I am still quite new to the NCBI archive, but I hope the original format use for downloading in this archive retains all the information.
My question, it is how to get this information? Is there any way to ask for a different fastq format? Or should I use a different route to access the NCBI data? Thanks!
You are looking for the second word of the description line as found in FASTQ files from Illumina instruments. I have never seen this in data downloaded from the short read archive, neither in SRA files from NCBI nor on FASTQ files from EBI. I guess that it is removed during submission. See also Should I use reads with good quality but failed-vendor flag?

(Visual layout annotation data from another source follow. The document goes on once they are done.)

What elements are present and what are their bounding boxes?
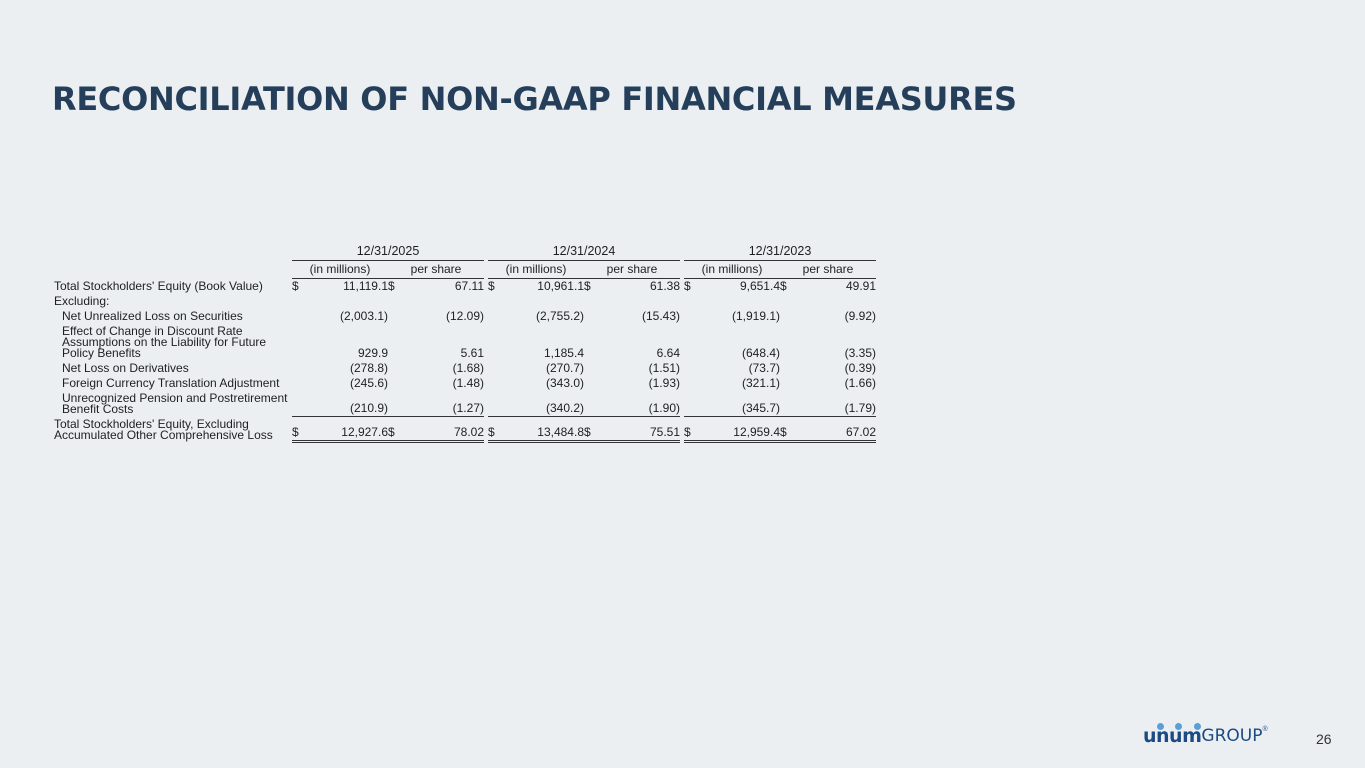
- cell-value: 67.11: [454, 279, 484, 293]
- col-header-per-share: per share: [584, 261, 680, 279]
- col-header-per-share: per share: [388, 261, 484, 279]
- cell-value: 9,651.4: [739, 279, 780, 293]
- table-row: Foreign Currency Translation Adjustment …: [54, 376, 876, 391]
- cell-value: (648.4): [741, 346, 780, 360]
- table-row-total: Total Stockholders' Equity, Excluding Ac…: [54, 417, 876, 443]
- table-row: Excluding:: [54, 294, 876, 309]
- logo-wordmark: unum: [1143, 723, 1202, 746]
- cell-value: (1.66): [844, 376, 876, 390]
- cell-value: (1.51): [648, 361, 680, 375]
- table-row: Unrecognized Pension and Postretirement …: [54, 391, 876, 417]
- label-header: [54, 246, 292, 261]
- dollar-sign: $: [684, 279, 691, 293]
- dollar-sign: $: [388, 417, 400, 443]
- cell-value: (9.92): [844, 309, 876, 323]
- dollar-sign: $: [584, 279, 591, 293]
- cell-value: 12,927.6: [304, 417, 388, 443]
- year-header: 12/31/2025: [292, 245, 484, 261]
- cell-value: (1.27): [400, 391, 484, 417]
- cell-value: 49.91: [845, 279, 876, 293]
- cell-value: (345.7): [696, 391, 780, 417]
- dollar-sign: $: [584, 417, 596, 443]
- dollar-sign: $: [292, 279, 299, 293]
- cell-value: 929.9: [357, 346, 388, 360]
- row-label: Net Loss on Derivatives: [62, 361, 189, 375]
- cell-value: (1.93): [648, 376, 680, 390]
- table-row: Effect of Change in Discount Rate Assump…: [54, 324, 876, 361]
- cell-value: (278.8): [349, 361, 388, 375]
- row-label: Foreign Currency Translation Adjustment: [62, 376, 280, 390]
- dollar-sign: $: [388, 279, 395, 293]
- row-label: Net Unrealized Loss on Securities: [62, 309, 243, 323]
- reconciliation-table: 12/31/2025 12/31/2024 12/31/2023 (in mil…: [54, 245, 876, 443]
- cell-value: (15.43): [641, 309, 680, 323]
- cell-value: 11,119.1: [343, 279, 388, 293]
- year-header-row: 12/31/2025 12/31/2024 12/31/2023: [54, 245, 876, 261]
- subheader-row: (in millions) per share (in millions) pe…: [54, 261, 876, 279]
- dollar-sign: $: [780, 279, 787, 293]
- cell-value: 12,959.4: [696, 417, 780, 443]
- table-row: Net Loss on Derivatives (278.8) (1.68) (…: [54, 361, 876, 376]
- dollar-sign: $: [488, 417, 500, 443]
- dollar-sign: $: [488, 279, 495, 293]
- cell-value: 1,185.4: [543, 346, 584, 360]
- row-label: Unrecognized Pension and Postretirement …: [62, 391, 288, 416]
- registered-mark: ®: [1262, 726, 1268, 733]
- col-header-per-share: per share: [780, 261, 876, 279]
- col-header-in-millions: (in millions): [488, 261, 584, 279]
- cell-value: (245.6): [349, 376, 388, 390]
- cell-value: (321.1): [741, 376, 780, 390]
- dollar-sign: $: [292, 417, 304, 443]
- year-header: 12/31/2023: [684, 245, 876, 261]
- table-row: Net Unrealized Loss on Securities (2,003…: [54, 309, 876, 324]
- cell-value: 61.38: [649, 279, 680, 293]
- cell-value: (343.0): [545, 376, 584, 390]
- cell-value: 10,961.1: [537, 279, 584, 293]
- row-label: Effect of Change in Discount Rate Assump…: [62, 324, 267, 360]
- cell-value: (3.35): [844, 346, 876, 360]
- row-label: Total Stockholders' Equity, Excluding Ac…: [54, 417, 273, 442]
- unum-group-logo: unum GROUP ®: [1143, 722, 1268, 746]
- cell-value: (2,003.1): [339, 309, 388, 323]
- cell-value: 5.61: [460, 346, 484, 360]
- cell-value: (1.79): [792, 391, 876, 417]
- dollar-sign: $: [684, 417, 696, 443]
- row-label: Total Stockholders' Equity (Book Value): [54, 279, 263, 293]
- page-number: 26: [1316, 731, 1332, 747]
- dollar-sign: $: [780, 417, 792, 443]
- cell-value: 78.02: [400, 417, 484, 443]
- row-label: Excluding:: [54, 294, 110, 308]
- page-title: RECONCILIATION OF NON-GAAP FINANCIAL MEA…: [52, 80, 1017, 118]
- table-row: Total Stockholders' Equity (Book Value) …: [54, 279, 876, 294]
- cell-value: (210.9): [304, 391, 388, 417]
- cell-value: (270.7): [545, 361, 584, 375]
- cell-value: 6.64: [656, 346, 680, 360]
- logo-group-text: GROUP: [1201, 726, 1263, 746]
- cell-value: (0.39): [844, 361, 876, 375]
- cell-value: 75.51: [596, 417, 680, 443]
- cell-value: (1,919.1): [731, 309, 780, 323]
- cell-value: (2,755.2): [535, 309, 584, 323]
- cell-value: (73.7): [748, 361, 780, 375]
- cell-value: 67.02: [792, 417, 876, 443]
- col-header-in-millions: (in millions): [292, 261, 388, 279]
- cell-value: 13,484.8: [500, 417, 584, 443]
- cell-value: (340.2): [500, 391, 584, 417]
- cell-value: (1.48): [452, 376, 484, 390]
- cell-value: (1.68): [452, 361, 484, 375]
- cell-value: (1.90): [596, 391, 680, 417]
- col-header-in-millions: (in millions): [684, 261, 780, 279]
- year-header: 12/31/2024: [488, 245, 680, 261]
- cell-value: (12.09): [445, 309, 484, 323]
- logo-dots-icon: [1146, 723, 1216, 731]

Thanks for your replies! The submitters didn't use the fastq format. So I found that : illumina-dump -X 5 -x -Z SRR2192406 give me the data I want. The format is a bit different and I still have to figure out how I'll treat it, but at least I have the information I need.
Actually this is getting closer to what I want: fastq-dump -R pass --split-spot -X 5 -Z SRR2192406 -> it writes only the spots that pass the filter.